Vor kurzem hat mich mein Kollege Dominik auf ein faszinierendes Mapping-Tool für strategische Entscheidungsfindung aufmerksam gemacht. Zunächst war ich skeptisch, aber nach ein paar Wochen und einem tiefen Einblick in die Methodik war ich fasziniert.

Das Tool heißt Wardley-Mapping. Es ist bekannt für seine Wirksamkeit bei strategischen Entscheidungen, insbesondere in der IT. In letzter Zeit hat es in der Community für Domain Driven Designs (DDD) an Popularität gewonnen, da es hilft zu entscheiden, ob Komponenten gebaut oder gekauft werden sollen.

Ich habe Wardley-Mapping in internen Strategieworkshops bei Miragon angewendet und festgestellt, dass es sich nahtlos auf Geschäftsprozessmanagement anwenden lässt. Es führt nicht nur zu guten strategischen Entscheidungen, sondern ermöglicht auch das Abbilden verschiedener Zukunftsszenarien für Prozesslandschaften.
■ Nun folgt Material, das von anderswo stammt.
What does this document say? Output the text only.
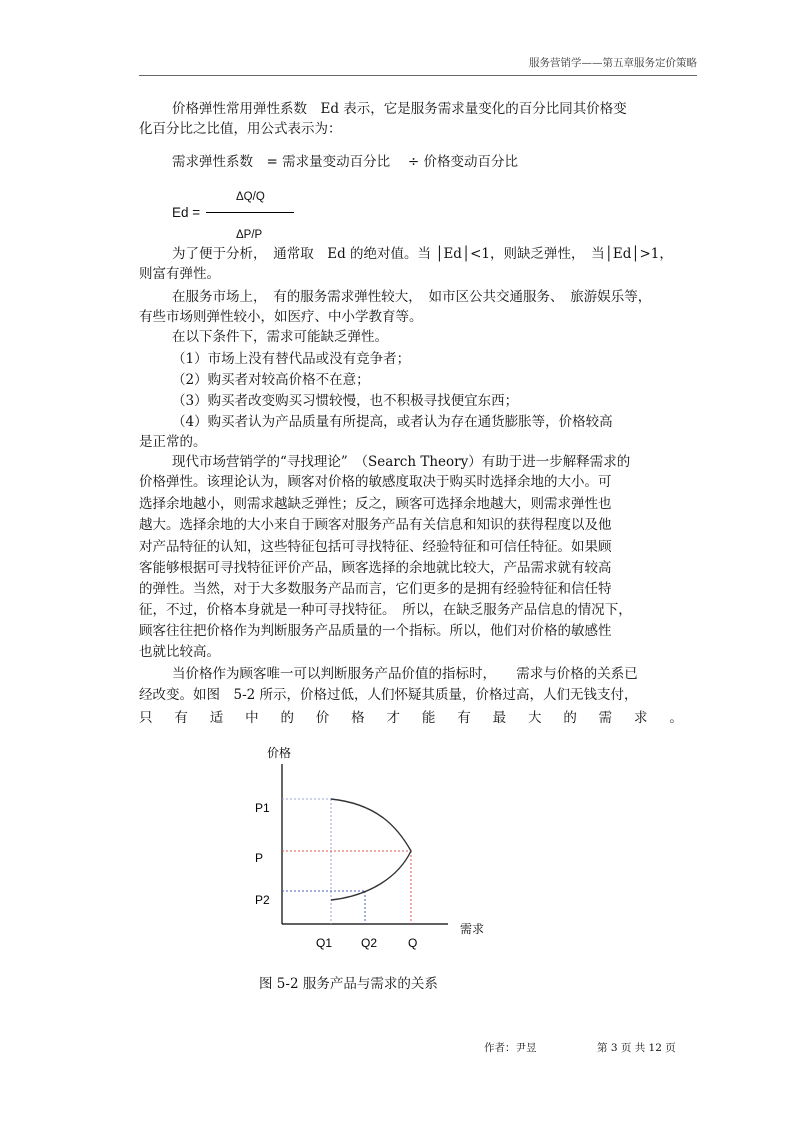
服务营销学——第五章服务定价策略
价格弹性常用弹性系数　Ed 表示，它是服务需求量变化的百分比同其价格变
化百分比之比值，用公式表示为：
需求弹性系数　= 需求量变动百分比　 ÷ 价格变动百分比
Ed =
ΔQ/Q
ΔP/P
为了便于分析，　通常取　Ed 的绝对值。当 │Ed│<1，则缺乏弹性，　当│Ed│>1，
则富有弹性。
在服务市场上，　有的服务需求弹性较大，　如市区公共交通服务、　旅游娱乐等，
有些市场则弹性较小，如医疗、中小学教育等。
在以下条件下，需求可能缺乏弹性。
（1）市场上没有替代品或没有竞争者；
（2）购买者对较高价格不在意；
（3）购买者改变购买习惯较慢，也不积极寻找便宜东西；
（4）购买者认为产品质量有所提高，或者认为存在通货膨胀等，价格较高
是正常的。
现代市场营销学的“寻找理论”　（Search Theory）有助于进一步解释需求的
价格弹性。该理论认为，顾客对价格的敏感度取决于购买时选择余地的大小。可
选择余地越小，则需求越缺乏弹性；反之，顾客可选择余地越大，则需求弹性也
越大。选择余地的大小来自于顾客对服务产品有关信息和知识的获得程度以及他
对产品特征的认知，这些特征包括可寻找特征、经验特征和可信任特征。如果顾
客能够根据可寻找特征评价产品，顾客选择的余地就比较大，产品需求就有较高
的弹性。当然，对于大多数服务产品而言，它们更多的是拥有经验特征和信任特
征，不过，价格本身就是一种可寻找特征。　所以，在缺乏服务产品信息的情况下，
顾客往往把价格作为判断服务产品质量的一个指标。所以，他们对价格的敏感性
也就比较高。
当价格作为顾客唯一可以判断服务产品价值的指标时，　　需求与价格的关系已
经改变。如图　5-2 所示，价格过低，人们怀疑其质量，价格过高，人们无钱支付，
只 有 适 中 的 价 格 才 能 有 最 大 的 需 求 。
价格
P1
P
P2
Q1 Q2	Q
需求
图 5-2 服务产品与需求的关系
作者：尹昱	第 3 页 共 12 页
In diesem Post werde ich dich Schritt für Schritt durch diese Technik führen und sie auf ein zunehmend komplexes Geschäftsprozessszenario anwenden. Wir beginnen mit einer vereinfachten Map zur Klassifizierung von Prozessen, dann widmen wir uns einem detaillierten, kundenorientierten Beispiel und schließen mit Beziehungen und Abhängigkeiten in den Maps ab. Anschließend zerlegen wir die aktuelle Map und erkunden mögliche zukünftige Zustände.

Dieser Blog-Post stellt dir ein praktisches Werkzeug vor, um proaktive Entscheidungen bezüglich der Prozesslandschaft in deinem Unternehmen zu treffen. So kannst du Investitionspotentiale identifizieren und Bereiche mit geringerem ROI erkennen, um dort effizienter zu werden.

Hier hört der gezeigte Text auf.